Christmas at the Bistro, however was always great. Frantic, noisy, messy and hard work but I wouldn’t have missed one of them. Anyone who has ever worked back-of-house at a busy, popular restaurant for a whole Christmas season will probably tell you the same thing. This is how it goes: at midday, once the first office party has been seated, it’s battle stations. Seventy customers will suddenly pack out the restaurant.

In the kitchen: the chef, puddings-cook, middle- kitchen, veg-chopper and two porters. In the restaurant: half a dozen waitresses, usually a team of dizzy young women, some of them students, who may or may not know what's about to hit them. Driving around between the restaurant and the local Cash'n'Carry will be the owner. Backstage in the kitchen, everyone is shouting, clanging and clattering. The air will be filled with steam, profanity and a smoky blue haze of pan-fried steaks. Down the opposite end are two kitchen porters and a bespattered radio blaring out Slade, Wizard, Mott the Hoople etc. And those kitchen porters will be the buzziest, cheeriest of the lot with their constant jokes and quiet vulgarity. But because the whole team knows that if they need a tray of glasses or a large saucepan "Straight back please!" then those porters, as a point of honour, will bust their little buns to perform that service. And, when a restaurant is that busy -- roaring, yelling, steaming busy – then there is an unspoken buzz about the whole procedure. The frantic few hours between midday and 4pm will simply vaporise. The next thing you know is that it’s suddenly dark outside and the restaurant customers have thinned out. They will mostly be office people. The last ones remaining, unused to drinking this much at lunch time, will be loud, sometimes overly-candid with each other. Occasionally there may be tears. But the kitchen porters? What do we care about this? We have only one question for the waitresses: “What’s the tips-jar looking like?” Because, with each passing day down to Christmas, the tips grow correspondingly more generous. And when the kitchen porters have broken the back of it all, they'll mop the floor, after first taking up the sodden sheets of cardboard thrown down by a hard-pressed chef in order to prevent the floor becoming an ice-rink. Then, aprons still on, they'll slink into the restaurant and sit down at a table in a discreet corner in order to wolf some seasonal leftovers. Bonded now by the work, the jokes and the songs on the radio, they'll sometimes saunter off to a quiet pub to drink their tips.

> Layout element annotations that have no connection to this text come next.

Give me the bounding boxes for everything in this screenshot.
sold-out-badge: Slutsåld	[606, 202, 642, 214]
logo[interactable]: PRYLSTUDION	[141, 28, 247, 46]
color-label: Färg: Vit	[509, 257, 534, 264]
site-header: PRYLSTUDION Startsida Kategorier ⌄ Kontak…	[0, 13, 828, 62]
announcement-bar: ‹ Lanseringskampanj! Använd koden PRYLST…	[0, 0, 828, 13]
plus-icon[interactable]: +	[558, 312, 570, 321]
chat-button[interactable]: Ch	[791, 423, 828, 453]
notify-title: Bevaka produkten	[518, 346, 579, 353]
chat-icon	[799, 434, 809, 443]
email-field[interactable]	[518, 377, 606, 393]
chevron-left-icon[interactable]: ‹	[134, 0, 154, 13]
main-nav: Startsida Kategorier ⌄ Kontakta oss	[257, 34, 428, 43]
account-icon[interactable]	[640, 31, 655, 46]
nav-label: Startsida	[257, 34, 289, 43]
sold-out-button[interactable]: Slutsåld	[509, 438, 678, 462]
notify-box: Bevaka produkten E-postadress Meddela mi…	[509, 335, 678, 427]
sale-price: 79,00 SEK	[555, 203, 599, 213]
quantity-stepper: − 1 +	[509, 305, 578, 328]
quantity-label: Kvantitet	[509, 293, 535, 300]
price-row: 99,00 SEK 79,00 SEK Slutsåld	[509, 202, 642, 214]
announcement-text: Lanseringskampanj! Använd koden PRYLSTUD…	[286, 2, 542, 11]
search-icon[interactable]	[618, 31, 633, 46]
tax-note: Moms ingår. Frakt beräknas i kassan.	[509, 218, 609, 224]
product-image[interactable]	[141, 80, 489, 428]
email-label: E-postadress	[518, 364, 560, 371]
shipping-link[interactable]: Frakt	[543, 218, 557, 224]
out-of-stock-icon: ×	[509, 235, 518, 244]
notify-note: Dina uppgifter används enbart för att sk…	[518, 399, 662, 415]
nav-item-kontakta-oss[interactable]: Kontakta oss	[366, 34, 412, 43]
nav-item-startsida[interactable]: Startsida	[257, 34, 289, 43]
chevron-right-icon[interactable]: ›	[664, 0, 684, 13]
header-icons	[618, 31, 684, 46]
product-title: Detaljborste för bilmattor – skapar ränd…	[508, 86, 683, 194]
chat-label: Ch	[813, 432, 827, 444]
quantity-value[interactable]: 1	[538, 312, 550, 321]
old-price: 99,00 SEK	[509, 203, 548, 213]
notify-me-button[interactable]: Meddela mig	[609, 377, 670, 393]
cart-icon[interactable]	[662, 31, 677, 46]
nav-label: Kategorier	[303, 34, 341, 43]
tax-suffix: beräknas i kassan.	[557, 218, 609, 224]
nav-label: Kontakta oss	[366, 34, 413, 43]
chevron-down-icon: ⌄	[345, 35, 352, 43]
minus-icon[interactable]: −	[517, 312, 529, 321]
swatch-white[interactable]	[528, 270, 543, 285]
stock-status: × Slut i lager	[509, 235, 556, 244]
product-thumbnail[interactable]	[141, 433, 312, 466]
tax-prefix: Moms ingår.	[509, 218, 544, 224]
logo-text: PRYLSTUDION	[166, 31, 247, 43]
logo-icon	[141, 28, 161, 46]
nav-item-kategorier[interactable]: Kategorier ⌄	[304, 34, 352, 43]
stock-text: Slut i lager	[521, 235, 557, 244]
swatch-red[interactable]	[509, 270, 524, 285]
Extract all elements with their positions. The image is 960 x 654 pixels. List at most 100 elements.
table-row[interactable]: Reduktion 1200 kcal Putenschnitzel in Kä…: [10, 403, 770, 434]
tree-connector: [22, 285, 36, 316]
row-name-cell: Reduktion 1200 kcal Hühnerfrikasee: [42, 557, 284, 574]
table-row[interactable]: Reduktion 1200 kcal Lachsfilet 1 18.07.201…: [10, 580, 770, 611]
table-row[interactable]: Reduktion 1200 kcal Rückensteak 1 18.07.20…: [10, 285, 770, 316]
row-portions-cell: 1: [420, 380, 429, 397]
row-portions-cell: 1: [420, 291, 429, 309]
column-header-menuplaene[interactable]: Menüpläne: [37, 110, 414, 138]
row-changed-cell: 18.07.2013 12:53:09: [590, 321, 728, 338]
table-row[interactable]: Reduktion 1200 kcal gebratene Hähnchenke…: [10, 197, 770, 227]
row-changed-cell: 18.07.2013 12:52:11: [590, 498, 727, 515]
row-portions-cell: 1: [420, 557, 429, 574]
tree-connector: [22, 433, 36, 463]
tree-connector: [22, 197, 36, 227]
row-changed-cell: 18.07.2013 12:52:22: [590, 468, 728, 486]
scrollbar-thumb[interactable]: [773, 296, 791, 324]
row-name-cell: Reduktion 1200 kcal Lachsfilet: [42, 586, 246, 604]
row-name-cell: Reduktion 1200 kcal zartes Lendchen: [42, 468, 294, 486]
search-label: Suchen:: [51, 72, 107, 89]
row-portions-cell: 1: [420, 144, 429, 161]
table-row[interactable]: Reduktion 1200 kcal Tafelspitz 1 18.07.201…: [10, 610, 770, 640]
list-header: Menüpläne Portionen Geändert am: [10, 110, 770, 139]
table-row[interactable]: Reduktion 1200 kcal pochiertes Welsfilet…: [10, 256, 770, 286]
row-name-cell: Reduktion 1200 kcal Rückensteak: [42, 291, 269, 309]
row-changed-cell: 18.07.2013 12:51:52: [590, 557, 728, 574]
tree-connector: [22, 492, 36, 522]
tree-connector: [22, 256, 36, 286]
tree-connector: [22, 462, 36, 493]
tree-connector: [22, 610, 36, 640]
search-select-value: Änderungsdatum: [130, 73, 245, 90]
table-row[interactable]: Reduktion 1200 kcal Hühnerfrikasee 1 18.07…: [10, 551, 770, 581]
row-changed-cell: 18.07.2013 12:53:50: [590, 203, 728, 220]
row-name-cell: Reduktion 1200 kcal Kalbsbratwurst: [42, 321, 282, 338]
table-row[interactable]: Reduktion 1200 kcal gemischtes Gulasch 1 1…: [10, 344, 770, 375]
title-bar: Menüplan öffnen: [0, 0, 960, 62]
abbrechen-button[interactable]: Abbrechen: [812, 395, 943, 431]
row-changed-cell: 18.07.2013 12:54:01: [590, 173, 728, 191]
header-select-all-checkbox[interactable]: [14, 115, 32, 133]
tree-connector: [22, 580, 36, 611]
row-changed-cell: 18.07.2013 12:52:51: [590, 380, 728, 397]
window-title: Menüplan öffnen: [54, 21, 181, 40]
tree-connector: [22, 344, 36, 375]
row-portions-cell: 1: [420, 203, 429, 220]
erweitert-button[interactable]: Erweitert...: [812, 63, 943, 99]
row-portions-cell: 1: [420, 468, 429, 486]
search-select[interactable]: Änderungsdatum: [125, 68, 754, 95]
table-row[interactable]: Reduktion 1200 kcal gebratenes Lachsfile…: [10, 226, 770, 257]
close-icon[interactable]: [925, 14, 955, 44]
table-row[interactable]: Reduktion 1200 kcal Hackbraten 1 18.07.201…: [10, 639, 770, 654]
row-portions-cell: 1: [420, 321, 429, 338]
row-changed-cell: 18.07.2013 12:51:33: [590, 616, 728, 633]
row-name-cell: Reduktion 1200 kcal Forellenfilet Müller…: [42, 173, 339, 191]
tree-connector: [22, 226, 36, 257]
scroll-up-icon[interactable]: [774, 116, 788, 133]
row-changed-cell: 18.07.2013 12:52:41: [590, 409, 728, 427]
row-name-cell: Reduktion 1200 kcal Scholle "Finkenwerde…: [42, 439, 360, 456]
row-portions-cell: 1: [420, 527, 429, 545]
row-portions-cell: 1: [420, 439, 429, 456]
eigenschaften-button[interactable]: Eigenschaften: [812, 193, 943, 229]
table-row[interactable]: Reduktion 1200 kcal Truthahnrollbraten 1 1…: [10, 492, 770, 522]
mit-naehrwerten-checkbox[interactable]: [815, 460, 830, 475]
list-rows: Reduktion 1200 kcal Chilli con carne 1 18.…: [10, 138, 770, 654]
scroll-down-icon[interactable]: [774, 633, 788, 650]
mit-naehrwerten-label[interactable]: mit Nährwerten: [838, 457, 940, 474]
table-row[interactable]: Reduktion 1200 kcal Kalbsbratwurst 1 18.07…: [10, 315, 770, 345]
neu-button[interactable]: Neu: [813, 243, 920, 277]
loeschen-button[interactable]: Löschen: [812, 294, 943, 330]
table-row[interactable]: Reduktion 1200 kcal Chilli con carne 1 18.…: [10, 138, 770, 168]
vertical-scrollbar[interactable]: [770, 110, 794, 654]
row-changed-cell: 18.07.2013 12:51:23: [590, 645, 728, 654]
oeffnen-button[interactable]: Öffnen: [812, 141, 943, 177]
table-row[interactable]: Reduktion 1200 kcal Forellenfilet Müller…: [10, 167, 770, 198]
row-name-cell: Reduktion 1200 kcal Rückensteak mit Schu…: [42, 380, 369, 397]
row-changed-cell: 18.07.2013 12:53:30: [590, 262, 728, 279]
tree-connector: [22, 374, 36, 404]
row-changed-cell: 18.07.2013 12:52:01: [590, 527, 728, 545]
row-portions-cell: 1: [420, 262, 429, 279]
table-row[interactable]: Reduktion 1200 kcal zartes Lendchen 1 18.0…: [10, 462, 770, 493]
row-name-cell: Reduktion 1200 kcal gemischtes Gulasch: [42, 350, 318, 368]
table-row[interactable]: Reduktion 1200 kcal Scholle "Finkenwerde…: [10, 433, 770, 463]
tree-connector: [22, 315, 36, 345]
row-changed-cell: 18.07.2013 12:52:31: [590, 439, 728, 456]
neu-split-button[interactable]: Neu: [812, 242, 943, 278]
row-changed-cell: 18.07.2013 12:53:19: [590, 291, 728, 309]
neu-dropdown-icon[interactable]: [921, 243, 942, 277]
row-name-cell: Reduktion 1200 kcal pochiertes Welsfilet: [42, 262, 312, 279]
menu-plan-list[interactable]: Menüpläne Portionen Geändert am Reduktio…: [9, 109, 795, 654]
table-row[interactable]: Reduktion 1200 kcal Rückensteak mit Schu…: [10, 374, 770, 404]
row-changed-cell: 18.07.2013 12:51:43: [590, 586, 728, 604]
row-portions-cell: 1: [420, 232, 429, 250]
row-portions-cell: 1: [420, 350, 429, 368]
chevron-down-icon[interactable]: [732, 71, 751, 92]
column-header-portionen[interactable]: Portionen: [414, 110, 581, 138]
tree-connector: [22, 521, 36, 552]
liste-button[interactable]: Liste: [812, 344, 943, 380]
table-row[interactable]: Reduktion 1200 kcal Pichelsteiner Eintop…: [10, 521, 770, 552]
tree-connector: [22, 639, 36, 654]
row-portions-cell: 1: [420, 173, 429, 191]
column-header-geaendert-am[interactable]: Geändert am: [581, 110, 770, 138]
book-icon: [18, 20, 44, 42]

Thus, do those twenty-odd days of Christmas roar by for a kitchen porter. All in a blur of shouting, laughter, steam and hurried drags of a cigarette which burns constantly in the ashtray near the back door. Even the chef in his most stressed moments will take a cheeky passing drag on it.

But then, after certain lunchtime sessions, one of these kitchen porters will hang up his soaking apron grab his stage-bag and get into the transit van which is waiting outside on the hill for him. Because he knows he has to play the next three nights in a rufty-tufty Ipswich nightclub. Here, women with more make-up than is prudent, will sometimes look at him up on the stage, as if they would like to have him washed, wrapped and and delivered to their homes. But then their gorilla boyfriends will appear at their side and they will cease staring. In this manner your correspondent spent several of his youthful Christmases , until one day, at a more sensible age, he looked back upon it , realising that those 1970s days, scuffing around as a kitchen porter by day and rock singing at night, were the dual components of the life-less-ordinary which he'd chosen for himself. In fact, despite impecunious circumstances, he probably wouldn’t have had it any other way. And so, a merry Christmas to you all.